BFH, Beschluss vom 31.07.2006 - Aktenzeichen VII B 287/05

DRsp Nr. 2006/24943

Haftungsbescheid - falsches Bescheiddatum

1. Ob beim Erlass eines VA (hier: Haftungsbescheid) hinsichtlich des Datums des Bescheides ein bloßes mechanisches Versehen unterlaufen ist, das als offenbare Unrichtigkeit nach § 129 AO jederzeit berichtigt werden kann, beurteilt sich nach den Verhältnissen des Einzelfalles.2. Dabei handelt es sich um eine Tatfrage, die der revisionsgerichtlichen Prüfung nur in eingeschränktem Umfang unterliegt und nur auf Verstöße gegen Denkgesetze/allgemeine Erfahrungssätze überprüft werden kann.

Normenkette:

AO § 129 ; FGO § 115 Abs. 2 Nr. 1 ;

Gründe:

I. Der Beklagte und Beschwerdegegner (das Finanzamt --FA--) nahm den Kläger und Beschwerdeführer (Kläger) als Haftenden für Lohn- und Kirchensteuer in Anspruch und erließ unter dem Datum 2. Januar 2000, welches richtigerweise 2. Januar 2001 hätte heißen müssen, einen Haftungsbescheid, der am 2. Januar 2001 zur Post aufgegeben und am 3. Januar 2001 dem Kläger durch Niederlegung zugestellt wurde. Das dem Kläger zugestellte Exemplar des Haftungsbescheids wies den Stempelaufdruck "2. Januar 2001" auf sowie einen Stempelaufdruck "2. Januar 2000", der handschriftlich nach "2001" geändert worden war. Nachdem der Kläger im Rahmen von späteren Vollstreckungsversuchen zur Zahlung der Abgaben aufgefordert worden war, beantragte er einen Abrechnungsbescheid mit der Begründung, dass die Forderung aus dem Haftungsbescheid durch Verjährung erloschen sei. Das FA erließ daraufhin unter dem 24. Juni 2004 einen Abrechnungsbescheid, mit dem festgestellt wurde, dass die im Haftungsbescheid geltend gemachten Steuern und Nebenleistungen nicht durch Zahlungsverjährung erloschen seien.
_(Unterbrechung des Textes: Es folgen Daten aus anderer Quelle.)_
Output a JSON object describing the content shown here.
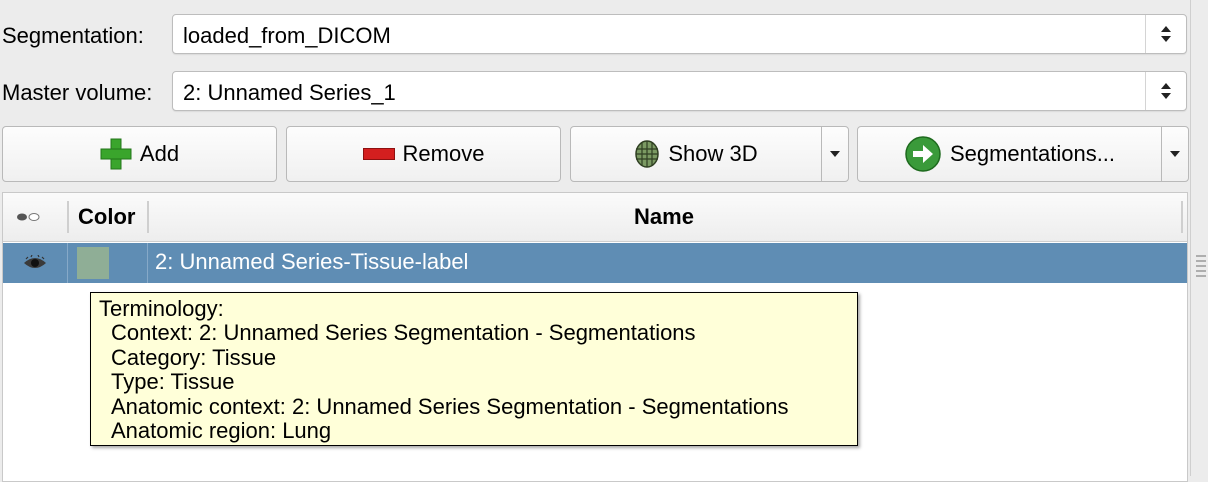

Die nach erfolglosem Einspruchsverfahren erhobene Klage, mit der sich der Kläger auf die Nichtigkeit des Haftungsbescheids berief, wies das Finanzgericht (FG) ab. Das FG urteilte, dass die Haftungsschuld nicht verjährt sei. Der Haftungsbescheid sei mit seiner Zustellung im Januar 2001 wirksam geworden, so dass die Verjährungsfrist erst mit dem Ablauf des Jahres 2006 ende. Der Haftungsbescheid sei auch nicht nichtig. Das falsche Datum auf dem Aktenexemplar sei eine offenbare Unrichtigkeit i.S. des § 129 der Abgabenordnung ( AO 1977 ); insoweit sei zudem zu berücksichtigen, dass der dem Kläger zugestellte Haftungsbescheid das richtige Datum getragen habe. Auch lägen keine Bekanntgabemängel vor; die Zustellung sei ohne Fehler.

Hiergegen richtet sich die Nichtzulassungsbeschwerde des Klägers, welche er auf sämtliche Zulassungsgründe des § 115 Abs. 2 der Finanzgerichtsordnung ( FGO ) stützt.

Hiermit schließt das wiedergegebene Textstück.